Wenn man den Zustand unserer Welt betrachtet, muss man den Eindruck bekommen: Viele haben ihre Talente, die sie für das Miteinander auf dieser Erde und für den Erhalt unserer Welt bekamen, tief vergraben. Die meisten glauben nicht, dass die Welt ihnen nicht gehört, dass sie nicht damit tun können, was sie wollen, sondern dass sie ihnen nur zu treuen Händen anvertraut ist. 

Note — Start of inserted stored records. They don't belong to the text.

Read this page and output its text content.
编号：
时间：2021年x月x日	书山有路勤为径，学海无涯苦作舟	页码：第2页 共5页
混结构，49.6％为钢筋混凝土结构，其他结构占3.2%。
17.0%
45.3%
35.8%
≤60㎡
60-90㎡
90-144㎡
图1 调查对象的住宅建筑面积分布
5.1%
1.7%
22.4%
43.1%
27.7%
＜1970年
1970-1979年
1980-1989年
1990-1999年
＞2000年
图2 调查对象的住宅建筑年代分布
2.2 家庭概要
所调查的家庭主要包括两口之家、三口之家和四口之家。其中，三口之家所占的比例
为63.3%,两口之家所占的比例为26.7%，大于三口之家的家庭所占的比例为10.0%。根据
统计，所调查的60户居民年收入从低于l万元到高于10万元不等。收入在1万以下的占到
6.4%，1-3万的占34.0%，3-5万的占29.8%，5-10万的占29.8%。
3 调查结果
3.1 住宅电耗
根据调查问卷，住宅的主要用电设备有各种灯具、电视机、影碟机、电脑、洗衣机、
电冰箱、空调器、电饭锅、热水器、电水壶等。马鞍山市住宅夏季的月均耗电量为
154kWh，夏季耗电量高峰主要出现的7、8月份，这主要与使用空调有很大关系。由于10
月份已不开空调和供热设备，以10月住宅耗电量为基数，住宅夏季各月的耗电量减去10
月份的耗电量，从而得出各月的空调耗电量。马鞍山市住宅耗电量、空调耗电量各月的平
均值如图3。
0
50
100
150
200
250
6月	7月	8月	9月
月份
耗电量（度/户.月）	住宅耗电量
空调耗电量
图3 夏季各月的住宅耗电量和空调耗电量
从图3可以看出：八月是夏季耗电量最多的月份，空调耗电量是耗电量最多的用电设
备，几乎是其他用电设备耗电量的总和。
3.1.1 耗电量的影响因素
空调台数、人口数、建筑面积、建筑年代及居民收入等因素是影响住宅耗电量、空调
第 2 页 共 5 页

 Wer von diesen sind wir? Und wer wollen wir sein? Es ist nicht zu spät, das Vertrauen zu rechtfertigen, das Gott in uns setzt. Es ist nicht zu spät, zu handeln und mit unseren Talenten zu wuchern. Gott jedenfalls hört nicht auf, uns zu vertrauen. Trotz allem, was wir Menschen seiner Schöpfung, unseren Mitmenschen und Mitgeschöpfen antun. Dieser Vertrauensvorschuss Gottes gibt uns Kraft, das Leben auf dieser wundervollen, gefährlichen und gefährdeten Welt zu meistern. Die Kraft, das Leben, Gottes Schöpfung, zu bewahren. Amen.